今現在セルビアを首都のベオグラードに向けて奥様がビュンビュン飛ばしております。

長距離に渡って高速道路があるだけでもこのバルカンの国の中ではすごいことです。

まともな高速があったのはセルビア、ブルガリア、マケドニアだけです。

一応アルバニアにも高速があることはあったんですが、

マケドニア行きのガッタガタの道を走る途中高速が出てきたときは

あまりのうれしさに泣くかと思いましたが、

その高速が5キロで終わったときは絶望のあまりに泣きました。


さて、今回の旅行の最終国セルビアに入ったわけなんですが、

なんとブルガリア-セルビア間の国境越えが全長3キロの順番待ちで、

まさかの3時間半かかりました。 時速約850メートルです。

そんな低速過去に聞いたことありません。

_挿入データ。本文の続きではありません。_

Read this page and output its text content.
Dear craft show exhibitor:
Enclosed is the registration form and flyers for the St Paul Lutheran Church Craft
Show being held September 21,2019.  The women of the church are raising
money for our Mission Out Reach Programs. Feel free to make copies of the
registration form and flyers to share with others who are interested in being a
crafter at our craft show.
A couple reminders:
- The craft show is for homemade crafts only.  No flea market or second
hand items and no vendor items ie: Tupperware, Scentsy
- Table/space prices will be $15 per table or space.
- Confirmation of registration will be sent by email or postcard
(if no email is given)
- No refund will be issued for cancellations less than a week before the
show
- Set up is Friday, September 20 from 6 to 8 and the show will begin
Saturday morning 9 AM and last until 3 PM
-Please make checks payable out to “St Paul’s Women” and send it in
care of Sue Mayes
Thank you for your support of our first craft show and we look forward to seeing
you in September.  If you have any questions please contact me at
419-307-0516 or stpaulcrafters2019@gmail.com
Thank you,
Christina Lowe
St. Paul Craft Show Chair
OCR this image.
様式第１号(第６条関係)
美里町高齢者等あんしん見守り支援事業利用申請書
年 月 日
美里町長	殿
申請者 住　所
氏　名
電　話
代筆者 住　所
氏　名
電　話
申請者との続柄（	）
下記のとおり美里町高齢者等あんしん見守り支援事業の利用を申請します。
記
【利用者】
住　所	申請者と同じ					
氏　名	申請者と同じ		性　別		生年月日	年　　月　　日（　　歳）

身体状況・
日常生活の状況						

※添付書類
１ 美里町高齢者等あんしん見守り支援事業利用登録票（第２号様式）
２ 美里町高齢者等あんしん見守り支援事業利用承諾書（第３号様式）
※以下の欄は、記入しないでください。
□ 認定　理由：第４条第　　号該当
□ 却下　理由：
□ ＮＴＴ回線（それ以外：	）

ただの地獄です。


やっぱりこういうストレスフルな状況に陥ると人間は本性がでるもので、

みんな我慢して列に並んどるのに、対抗車線をぶんぶん追い抜いて、

隙を見て列に混ざろうとする不届きものがいます。


僕はそういう不届きものは許せないたちで、

後ろから対向車線を車が走ってくるのが見えたら車の半身を対抗車線にはみ出して

ガードしとったりしたんですが、 やはり抵抗むなしく抜かれてしまうときもあります。


しかーし!

前方にそんな不届きものの列が出来ているじゃありませんか!

「やっぱな、そりゃそんなずるいやつはもとの列になかなか入れてもらわれへんわな」

と思ったんですが、違いました。

僕よりさらに不正が許せないたちのおじいちゃんが対向車線に立ちはだかり

ずるい車たちに烈火のごとく説教をかましてます!

もとの列に入りたい車の前で身体張ってガードです!

そうやおじいちゃん!がんばれおじいちゃん!ありがとうおじいちゃん!


そんなおじいちゃんの頑張りを無にするわけにも行かないので、

僕ら正規の列の車はできるだけ距離を詰めてずるを入れないようにしたり、

少しでも車を入れてきたら鬼のクラクション抗議をかまします。


まぁあれですわ、完全に修羅場ですわ。


その後もピリピリした空気が国境前には漂い、

ちょっとでも進むのが遅れたり右左折を下手にやろうもんなら

クラクションめっさ鳴らされるという阿鼻叫喚な光景が広がってました。


まぁこれも経験ということで、読者の皆さんは


「陸の国境越えは早朝か深夜」


これ覚えといてください。


というまにそろそろベオグラードです。

バルカンの国とかそれ以外にもスラブ系の国では、

この「グラード」というのがついたまちの名前が多いです。

それもそのはず、この「グラード」は街って意味です!

ちなみに「ベオ」は「白」という意味で、「白い街」ってことなんですね。


セルビアは以前スボティツァというハンガリーとの国境にある街に行った話を書いたかと

思いますが、 あの後セルビア人の友達に

「セルビア行ったでこの前!スボティツァ!」

と言うたら

「いや、スボティツァやん。あんなんセルビアちゃう。ベオグラード行かんと」

と言われました。

なるほど、そうなんですね、わかりました。